Before that, the subject was fear and desire. I often I have this desire.
onomatomania (on-uh-mat-uh-MAY-nee-uh) noun
An obsession with particular words or names and desire to recall or repeat
[Via Latin, from Greek onoma (name) + -mania (excessive enthusiasm or craze).]
I like this from reading Baudrillard’s Simulacra and Simulation. I don’t know if I understood a word of it, but it left an impression.
simulacrum (sim-yuh-LAY-krum) noun
1. An image or representation.
2. A vague resemblance to something.
[From Latin simulare (to simulate), from similis (like). Ultimately from
the Indo-European root sem- (one) that is also the source of simultaneous,
assemble, simple, Sanskrit sandhi (union), Russian samovar (a metal urn,
literally, self-boiler), and Greek hamadryad (a wood nymph, who lives in
a tree and dies when it dies).]
Something I fear being.
nihilarian (nih-i-LAR-ee-uhn) noun
One who does useless work.
[From Latin nihil (nothing).]
“You may find yourself worrying that you’re turning into a nihilarian.”
Sian Prior; Ineffable; The Age (Melbourne, Australia); Dec 16, 2002.

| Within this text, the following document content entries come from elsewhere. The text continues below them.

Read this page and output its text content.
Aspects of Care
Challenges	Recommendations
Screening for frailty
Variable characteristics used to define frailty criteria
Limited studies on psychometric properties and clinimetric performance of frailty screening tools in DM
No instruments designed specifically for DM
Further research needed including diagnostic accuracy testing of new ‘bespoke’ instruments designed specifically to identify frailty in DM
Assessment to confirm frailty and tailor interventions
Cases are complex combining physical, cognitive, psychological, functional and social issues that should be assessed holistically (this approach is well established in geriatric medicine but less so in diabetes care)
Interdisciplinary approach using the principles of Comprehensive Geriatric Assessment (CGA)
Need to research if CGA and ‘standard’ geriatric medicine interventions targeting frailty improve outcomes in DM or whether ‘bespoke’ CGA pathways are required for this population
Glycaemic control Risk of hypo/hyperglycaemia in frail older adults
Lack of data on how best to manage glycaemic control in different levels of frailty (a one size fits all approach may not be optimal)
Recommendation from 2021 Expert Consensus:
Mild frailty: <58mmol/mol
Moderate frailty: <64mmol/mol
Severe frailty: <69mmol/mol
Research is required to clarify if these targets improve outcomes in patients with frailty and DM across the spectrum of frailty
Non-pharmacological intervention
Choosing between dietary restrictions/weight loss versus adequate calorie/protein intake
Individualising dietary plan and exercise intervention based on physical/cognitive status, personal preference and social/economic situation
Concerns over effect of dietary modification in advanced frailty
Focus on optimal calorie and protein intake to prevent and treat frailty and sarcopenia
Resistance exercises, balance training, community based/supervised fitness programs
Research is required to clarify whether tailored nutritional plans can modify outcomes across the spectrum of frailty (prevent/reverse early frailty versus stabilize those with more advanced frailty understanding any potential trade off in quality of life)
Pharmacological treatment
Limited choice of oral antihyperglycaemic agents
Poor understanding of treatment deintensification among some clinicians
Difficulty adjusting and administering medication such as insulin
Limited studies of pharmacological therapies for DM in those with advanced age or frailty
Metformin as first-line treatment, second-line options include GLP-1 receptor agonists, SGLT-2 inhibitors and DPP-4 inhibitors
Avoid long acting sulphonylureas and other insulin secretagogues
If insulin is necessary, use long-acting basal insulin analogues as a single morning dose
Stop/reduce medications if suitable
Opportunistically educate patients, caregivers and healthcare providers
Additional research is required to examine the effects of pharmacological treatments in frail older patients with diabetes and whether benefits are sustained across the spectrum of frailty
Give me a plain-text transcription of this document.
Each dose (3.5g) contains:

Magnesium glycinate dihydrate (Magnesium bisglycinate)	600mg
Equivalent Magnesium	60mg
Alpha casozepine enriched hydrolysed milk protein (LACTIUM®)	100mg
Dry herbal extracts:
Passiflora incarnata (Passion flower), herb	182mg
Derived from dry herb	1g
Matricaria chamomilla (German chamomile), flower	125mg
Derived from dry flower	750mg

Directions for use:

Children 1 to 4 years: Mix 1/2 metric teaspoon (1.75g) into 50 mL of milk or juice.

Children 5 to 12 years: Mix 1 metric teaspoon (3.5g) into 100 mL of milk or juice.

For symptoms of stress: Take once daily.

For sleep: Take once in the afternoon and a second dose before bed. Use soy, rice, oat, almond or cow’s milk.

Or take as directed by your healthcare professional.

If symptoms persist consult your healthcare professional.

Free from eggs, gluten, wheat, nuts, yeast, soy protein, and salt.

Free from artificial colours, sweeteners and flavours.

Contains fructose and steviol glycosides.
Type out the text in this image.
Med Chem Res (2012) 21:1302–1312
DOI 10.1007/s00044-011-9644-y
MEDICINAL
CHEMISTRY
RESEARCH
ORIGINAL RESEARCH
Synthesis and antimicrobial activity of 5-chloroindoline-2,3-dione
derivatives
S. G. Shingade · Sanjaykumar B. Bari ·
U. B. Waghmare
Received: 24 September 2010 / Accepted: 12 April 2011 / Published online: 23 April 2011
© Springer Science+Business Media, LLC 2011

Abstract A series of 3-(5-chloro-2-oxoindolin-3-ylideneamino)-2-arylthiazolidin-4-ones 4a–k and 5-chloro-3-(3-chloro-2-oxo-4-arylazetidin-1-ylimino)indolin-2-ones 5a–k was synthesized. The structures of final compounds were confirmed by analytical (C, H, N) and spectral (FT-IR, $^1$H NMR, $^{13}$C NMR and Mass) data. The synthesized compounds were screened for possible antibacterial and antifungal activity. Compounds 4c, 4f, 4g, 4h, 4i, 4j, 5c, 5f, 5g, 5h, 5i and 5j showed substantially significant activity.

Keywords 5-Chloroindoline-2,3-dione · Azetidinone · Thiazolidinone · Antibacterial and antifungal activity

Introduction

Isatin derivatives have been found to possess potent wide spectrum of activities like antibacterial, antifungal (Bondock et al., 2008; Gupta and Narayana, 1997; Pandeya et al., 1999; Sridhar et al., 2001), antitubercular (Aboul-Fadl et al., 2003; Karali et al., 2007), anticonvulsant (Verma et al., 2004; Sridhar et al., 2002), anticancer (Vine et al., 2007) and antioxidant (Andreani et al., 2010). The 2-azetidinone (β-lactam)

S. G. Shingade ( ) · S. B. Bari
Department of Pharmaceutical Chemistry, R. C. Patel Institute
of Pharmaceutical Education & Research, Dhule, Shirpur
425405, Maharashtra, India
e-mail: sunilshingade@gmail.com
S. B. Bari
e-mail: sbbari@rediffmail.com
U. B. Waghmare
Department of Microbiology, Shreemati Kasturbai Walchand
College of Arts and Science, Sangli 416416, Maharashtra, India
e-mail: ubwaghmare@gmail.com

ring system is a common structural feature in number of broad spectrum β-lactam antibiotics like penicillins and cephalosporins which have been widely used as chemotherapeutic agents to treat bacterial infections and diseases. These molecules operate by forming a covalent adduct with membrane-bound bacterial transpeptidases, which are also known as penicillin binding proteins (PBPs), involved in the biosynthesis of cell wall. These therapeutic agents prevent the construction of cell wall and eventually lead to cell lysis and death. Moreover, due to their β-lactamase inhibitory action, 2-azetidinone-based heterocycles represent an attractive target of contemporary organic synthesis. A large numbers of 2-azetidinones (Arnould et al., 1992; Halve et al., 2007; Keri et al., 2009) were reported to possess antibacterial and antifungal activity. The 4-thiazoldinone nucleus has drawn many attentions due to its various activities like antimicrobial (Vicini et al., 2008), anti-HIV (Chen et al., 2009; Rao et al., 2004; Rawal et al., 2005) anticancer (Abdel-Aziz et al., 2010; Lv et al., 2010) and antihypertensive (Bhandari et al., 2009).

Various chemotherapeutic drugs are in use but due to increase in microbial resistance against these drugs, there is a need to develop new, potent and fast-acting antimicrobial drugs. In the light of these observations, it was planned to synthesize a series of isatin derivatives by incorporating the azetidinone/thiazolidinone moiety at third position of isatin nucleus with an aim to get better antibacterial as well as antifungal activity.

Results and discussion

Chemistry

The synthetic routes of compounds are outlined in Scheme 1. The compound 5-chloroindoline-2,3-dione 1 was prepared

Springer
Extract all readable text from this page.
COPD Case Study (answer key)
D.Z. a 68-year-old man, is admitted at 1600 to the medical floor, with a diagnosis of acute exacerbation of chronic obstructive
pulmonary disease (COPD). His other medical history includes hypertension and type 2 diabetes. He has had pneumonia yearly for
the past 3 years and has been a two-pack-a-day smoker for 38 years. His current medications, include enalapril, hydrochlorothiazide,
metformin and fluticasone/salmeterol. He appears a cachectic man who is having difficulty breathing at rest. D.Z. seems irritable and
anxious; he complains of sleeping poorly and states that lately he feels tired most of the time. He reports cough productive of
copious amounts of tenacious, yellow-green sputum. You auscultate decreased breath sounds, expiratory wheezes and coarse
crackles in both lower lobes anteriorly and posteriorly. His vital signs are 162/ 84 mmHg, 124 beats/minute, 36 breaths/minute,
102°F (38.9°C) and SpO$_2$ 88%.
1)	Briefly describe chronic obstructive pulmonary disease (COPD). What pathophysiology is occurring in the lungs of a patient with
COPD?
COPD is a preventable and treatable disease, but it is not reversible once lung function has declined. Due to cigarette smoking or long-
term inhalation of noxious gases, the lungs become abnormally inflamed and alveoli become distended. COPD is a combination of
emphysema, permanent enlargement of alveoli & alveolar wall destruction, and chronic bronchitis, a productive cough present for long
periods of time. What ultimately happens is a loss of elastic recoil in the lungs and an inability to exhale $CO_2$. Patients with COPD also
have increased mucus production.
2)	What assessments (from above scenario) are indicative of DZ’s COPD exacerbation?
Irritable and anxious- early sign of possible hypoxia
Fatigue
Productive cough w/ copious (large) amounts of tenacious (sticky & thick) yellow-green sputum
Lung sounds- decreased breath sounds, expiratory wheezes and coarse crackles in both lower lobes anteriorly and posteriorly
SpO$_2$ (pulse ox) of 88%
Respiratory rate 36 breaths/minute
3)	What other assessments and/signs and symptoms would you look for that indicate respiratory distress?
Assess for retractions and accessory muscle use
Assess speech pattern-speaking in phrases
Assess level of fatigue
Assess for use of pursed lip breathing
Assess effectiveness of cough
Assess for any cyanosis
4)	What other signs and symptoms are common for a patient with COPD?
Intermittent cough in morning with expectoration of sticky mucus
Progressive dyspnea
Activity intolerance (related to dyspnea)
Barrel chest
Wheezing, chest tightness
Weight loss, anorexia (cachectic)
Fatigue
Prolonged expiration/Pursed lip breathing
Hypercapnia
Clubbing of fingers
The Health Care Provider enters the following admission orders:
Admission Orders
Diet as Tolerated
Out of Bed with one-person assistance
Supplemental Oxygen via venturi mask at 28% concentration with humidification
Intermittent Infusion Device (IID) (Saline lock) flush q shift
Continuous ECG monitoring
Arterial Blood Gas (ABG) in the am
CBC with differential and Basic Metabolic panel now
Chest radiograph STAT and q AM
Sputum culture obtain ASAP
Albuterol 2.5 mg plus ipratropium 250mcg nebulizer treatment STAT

A word using roots of a word I’m familiar with
cacography (kuh-KOG-ruh-fee) noun
1. Bad handwriting.
2. Incorrect spelling.
[From caco- (bad), from Greek kakos (bad) + -graphy (writing). Caco is
ultimately from the Indo-European root kakka-/kaka- (to defecate) which
also gave us poppycock, cacophony, and cucking stool
http://en.wikipedia.org/wiki/Cucking_stool . Opposites of today’s word are
calligraphy (beautiful handwriting) and orthography (correct spelling).
A related word is cacology http://wordsmith.org/words/cacology.html ]
dibs (dibz) noun
The right or claim on something.
[From shortening of dibstones, a children’s game played with pebbles.]